Matt Borchard, Media Director, Noble People
Here’s the thing: every coveted demographic and psychographic is on Facebook and in scale. Marketers can target them based on what they are actually interested in. There’s virtually no barrier for advertisers to run there and they have some control over where ads run - in news feed, side panel, suggested video, mobile, desktop, etc.
When you have a platform with tens and hundreds of millions of people in every demographic combined with the options for targeting and continuously improving metrics, advertisers won’t leave. Year over year, revenue is up nearly 50% for Q1, growth will slow but it’s not going to reverse completely.
The only thing that will slow revenue growth will be inventory, particularly in the US where new user growth has slowed significantly compared to the rest of the world. Even though they are up to nearly two billion users worldwide, there’s only so many ads that can be served. They need to continually crank out new products - like Instagram stories and mid-roll on Facebook video to continue growth.
They are fighting an impossible battle when it comes to graphic, violent, racist, terroristic content. Imagine a government trying to control two billion people of many different languages, cultures, and ideologies. Policing that perfectly is impossible.
Digby Lewis, Head of Platforms and Distribution, iris
If Facebook were a country, it would be the most populated one in the world. How do you moderate humanity?
It sounds like the worst job in the world. People are the problem, not the platform - you can’t blame the ocean for sharks.
Different governments, executives and legislatures adopt different policies towards censorship, morality and acceptable versus unacceptable behaviour.

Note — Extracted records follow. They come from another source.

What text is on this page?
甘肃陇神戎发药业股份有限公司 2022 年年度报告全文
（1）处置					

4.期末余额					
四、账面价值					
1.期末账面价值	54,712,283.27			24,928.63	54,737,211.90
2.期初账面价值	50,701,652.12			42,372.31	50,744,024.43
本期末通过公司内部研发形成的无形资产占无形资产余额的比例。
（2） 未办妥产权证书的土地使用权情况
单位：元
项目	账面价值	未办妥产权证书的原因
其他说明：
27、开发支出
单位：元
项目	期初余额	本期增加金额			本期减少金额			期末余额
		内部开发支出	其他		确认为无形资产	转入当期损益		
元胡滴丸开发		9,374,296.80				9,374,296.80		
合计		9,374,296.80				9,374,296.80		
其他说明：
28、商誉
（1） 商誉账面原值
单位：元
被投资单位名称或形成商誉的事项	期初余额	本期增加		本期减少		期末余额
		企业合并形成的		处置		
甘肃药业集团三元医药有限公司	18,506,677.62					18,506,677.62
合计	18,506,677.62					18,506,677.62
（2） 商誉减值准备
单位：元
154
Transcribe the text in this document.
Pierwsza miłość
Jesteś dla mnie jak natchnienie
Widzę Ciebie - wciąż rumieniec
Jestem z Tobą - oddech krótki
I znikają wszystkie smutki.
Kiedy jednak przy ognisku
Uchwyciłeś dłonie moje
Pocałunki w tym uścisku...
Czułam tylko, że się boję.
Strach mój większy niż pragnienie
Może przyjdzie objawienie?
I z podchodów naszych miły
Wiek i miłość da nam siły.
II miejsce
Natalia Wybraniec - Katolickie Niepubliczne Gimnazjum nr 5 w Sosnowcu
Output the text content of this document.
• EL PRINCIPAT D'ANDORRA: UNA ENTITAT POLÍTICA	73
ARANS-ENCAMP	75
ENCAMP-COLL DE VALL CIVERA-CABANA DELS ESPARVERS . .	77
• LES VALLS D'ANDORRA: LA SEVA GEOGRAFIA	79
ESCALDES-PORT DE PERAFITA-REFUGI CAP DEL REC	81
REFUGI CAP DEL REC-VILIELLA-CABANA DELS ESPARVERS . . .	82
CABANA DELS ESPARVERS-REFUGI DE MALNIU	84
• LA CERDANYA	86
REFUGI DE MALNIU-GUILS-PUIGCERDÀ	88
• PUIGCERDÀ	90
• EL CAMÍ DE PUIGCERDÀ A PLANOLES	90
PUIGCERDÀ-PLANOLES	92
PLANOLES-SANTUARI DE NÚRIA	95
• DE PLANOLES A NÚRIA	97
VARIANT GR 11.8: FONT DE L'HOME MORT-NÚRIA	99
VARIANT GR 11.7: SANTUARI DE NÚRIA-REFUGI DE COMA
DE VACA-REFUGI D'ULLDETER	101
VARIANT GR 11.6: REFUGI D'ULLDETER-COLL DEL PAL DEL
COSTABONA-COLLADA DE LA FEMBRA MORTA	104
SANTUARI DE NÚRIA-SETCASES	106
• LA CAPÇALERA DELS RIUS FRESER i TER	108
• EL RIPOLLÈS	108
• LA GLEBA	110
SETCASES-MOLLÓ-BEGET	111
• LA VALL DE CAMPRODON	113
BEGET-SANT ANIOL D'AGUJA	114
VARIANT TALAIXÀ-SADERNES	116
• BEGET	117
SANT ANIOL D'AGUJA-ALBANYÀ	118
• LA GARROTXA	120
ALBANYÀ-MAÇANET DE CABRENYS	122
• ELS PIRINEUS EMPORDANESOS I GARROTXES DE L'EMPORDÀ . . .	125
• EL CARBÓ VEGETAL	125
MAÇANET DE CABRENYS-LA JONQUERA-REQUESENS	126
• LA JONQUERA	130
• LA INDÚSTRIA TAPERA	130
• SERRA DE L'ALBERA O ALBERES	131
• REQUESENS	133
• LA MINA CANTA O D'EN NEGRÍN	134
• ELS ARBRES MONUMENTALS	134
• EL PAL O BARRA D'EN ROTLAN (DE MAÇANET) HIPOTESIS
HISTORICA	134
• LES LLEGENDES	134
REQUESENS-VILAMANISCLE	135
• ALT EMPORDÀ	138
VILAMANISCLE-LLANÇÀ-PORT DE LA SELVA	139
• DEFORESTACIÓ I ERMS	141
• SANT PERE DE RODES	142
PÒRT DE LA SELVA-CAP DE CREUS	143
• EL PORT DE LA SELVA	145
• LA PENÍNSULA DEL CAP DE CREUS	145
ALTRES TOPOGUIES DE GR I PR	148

But Facebook also crosses cultural and ethnic boundaries. It’s often very difficult to define context online, especially in the feed.
Also, language is evolving, we are in a post-literate age where images and iconography take on secondary meanings. The task Facebook faces is impossible. I happen to think they get it about right, or as well as they can be expected to. Human moderators should be required to adjudicate in the grey areas and perhaps on a local, culturally relevant level. It’s awful to read about the things that have to sift through that are so utterly and universally vile. Live video presents real challenges. Hopefully AI will improve to make the process more efficient because with great power comes great responsibility.
Maggie Avram, Lead Social Strategist, Laughlin Constable
I don’t anticipate this leak having any effect on ad revenue, but brands will still be affected. Many brands have developed their own community guidelines aimed at being extraordinarily transparent about what content will be removed from their page, commonly relating to hate speech, profanity and violent content. These brand-developed moderation guidelines often work in tandem with Facebook’s own policies, relying on Facebook to remove user content that could be abusive toward their communities. This leak will likely expose greater disparity between what a brand defines as inappropriate for their communities and what Facebook includes in their own guidelines. Ultimately, I anticipate Facebook facing considerable heat from brands concerned about maintaining the strong communities they’ve worked so hard to build.
Claudia Cukrov, Senior Digital Strategist, SS+K
Facebook is the core platform for the global audience, and as such, continues to be a priority for brands and services across the world. The only real monetary risk is a consumer outcry, leading to a major audience departure from the platform - and that feels unlikely, as most consumers won't engage in this type of industry-specific story. Aside from some of the abusive disability and bullying moderation guidelines, there's nothing much there I find all that surprising.